Okra can also be used in Fighting Cancer
Antioxidants are powerful nutrients that can prevent or even repair cell damage that can lead to illness.
Okra contains antioxidants (natural compounds that help your body fight off molecules called free radicals that can damage cells) which may inhibit cancer cell growth in humans. Studies using concentrated compounds from okra showed they inhibited the growth of breast cancer cells by up to 63%. Further research is needed for definitive proof of okra’s cancer-blocking properties.

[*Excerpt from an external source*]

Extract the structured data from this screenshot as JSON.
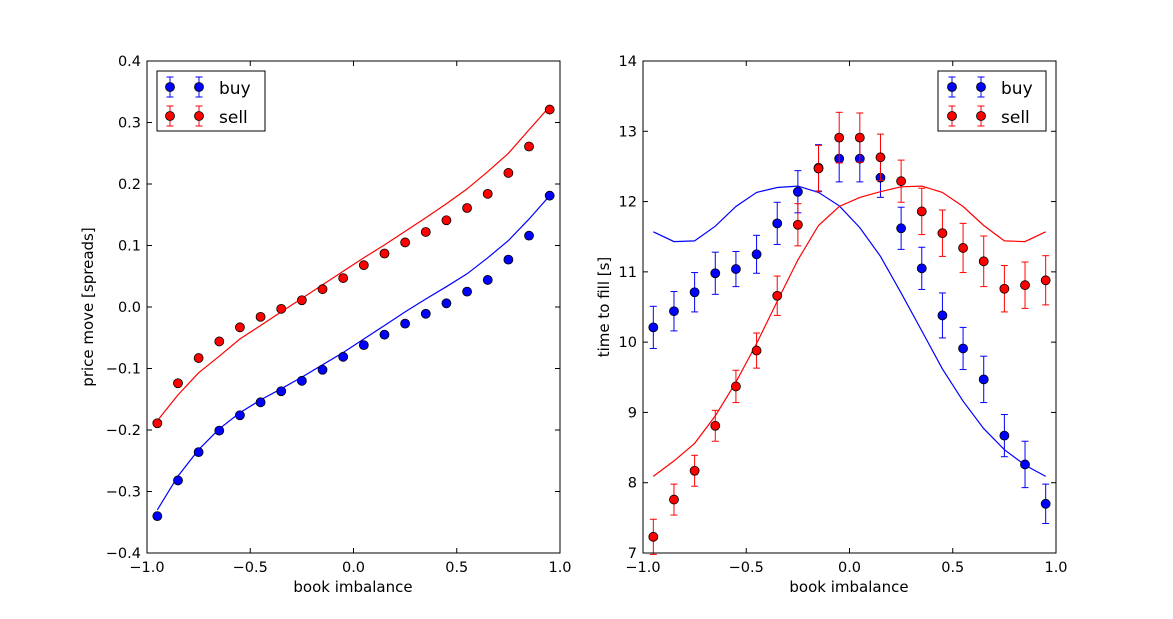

Okra Supports Heart and Brain Health
The antioxidants in okra may also benefit your brain by reducing brain inflammation. Also, the thick, gel-like substance found in okra can bind with cholesterol during digestion so it is passed from the body. An eight-week study conducted on mice showed lower blood cholesterol levels after they were fed a high-fat diet containing okra powder.
Okra helps Control Blood Sugar
Various studies have shown okra may help control blood sugar levels.
In one study, rats given purified okra and liquid sugar had fewer blood sugar spikes than rats in the control group. More evidence is needed to confirm that okra helps control blood sugar levels in humans.
One cup of okra has 15% of the daily value of folate, a helpful nutrient for pregnant women. Folate helps reduce the risk of miscarriage and neural tube defects, which can affect the brain and spine of developing fetuses..
Okra is also a good source of:
Magnesium, Folate, Vitamin A, Vitamin C, Vitamin K, Vitamin B6.